For instance, while roughly half of college graduates (54 percent) say they have been rewarded by God, two-thirds of those with some college education (68 percent) and three-quarters of those with a high school education or less (75 percent) say this.

And just one-third of college graduates say God determines all or most of what happens in their lives, far below the share who say this among those with less education.

The Pew survey of more than 4,700 U.S. adults finds that one-third of Americans say they do not believe in the God of the Bible, but that they do believe there is some other higher power or spiritual force in the universe.

A slim majority of Americans (56 percent) say they believe in God "as described in the Bible."

And one-in-ten do not believe in any higher power or spiritual force.

Virtually all U.S. Christians say they believe in God or a higher power of some kind.

FAITH IN GOD

Among evangelical Protestants, 91 percent put their faith in God "as described in the Bible," as do 92 percent of those in the historically black Protestant tradition.

Most Catholics and mainline Protestants also believe in the God of the Bible, though sizable minorities within these groups say they believe in some other higher power or spiritual force.

Like Christians, most Jews believe in a deity. But compared with Christians, Jews are much more likely to say they believe in a higher power other than the biblical God (56 percent), and much less likely to say they believe in God as described in the Bible (33 percent).

And one-in-ten Jews say they do not believe in God or a higher power of any kind.

The survey shows that a complete lack of belief is relatively uncommon even among religious "nones."
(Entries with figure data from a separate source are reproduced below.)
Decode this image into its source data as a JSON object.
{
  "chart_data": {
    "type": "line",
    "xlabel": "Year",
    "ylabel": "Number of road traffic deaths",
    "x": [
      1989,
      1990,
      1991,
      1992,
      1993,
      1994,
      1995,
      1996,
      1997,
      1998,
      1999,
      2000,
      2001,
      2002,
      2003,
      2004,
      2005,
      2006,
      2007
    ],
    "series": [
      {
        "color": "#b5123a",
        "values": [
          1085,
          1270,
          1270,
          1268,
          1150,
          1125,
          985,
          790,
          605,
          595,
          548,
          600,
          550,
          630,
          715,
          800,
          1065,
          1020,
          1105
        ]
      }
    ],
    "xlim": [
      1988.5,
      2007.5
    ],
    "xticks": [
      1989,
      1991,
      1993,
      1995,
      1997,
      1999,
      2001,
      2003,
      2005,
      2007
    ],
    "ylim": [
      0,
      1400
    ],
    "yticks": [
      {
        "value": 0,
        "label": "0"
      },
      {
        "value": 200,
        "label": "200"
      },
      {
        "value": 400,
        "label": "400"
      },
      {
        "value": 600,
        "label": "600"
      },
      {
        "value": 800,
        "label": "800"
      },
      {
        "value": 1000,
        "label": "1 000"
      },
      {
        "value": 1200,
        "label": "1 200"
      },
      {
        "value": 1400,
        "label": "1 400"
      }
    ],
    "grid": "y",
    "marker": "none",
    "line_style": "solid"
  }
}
Seven-in-ten religious "nones" say they believe in God or a higher power of some kind, including 17 percent who believe in the biblical God and 53 percent who believe in a different higher power or spiritual force.

Self-described atheists are the only group surveyed in which a majority (81 percent) rejects belief in a higher power altogether, and even among atheists, roughly one-in-five (18 percent) say they believe in some spiritual force.

Belief in God as described in the Bible is more common among women than men (61 percent vs. 50 percent), among older people than among younger adults, and among Republicans and those who lean toward the GOP than among Democrats (70 percent vs. 45 percent).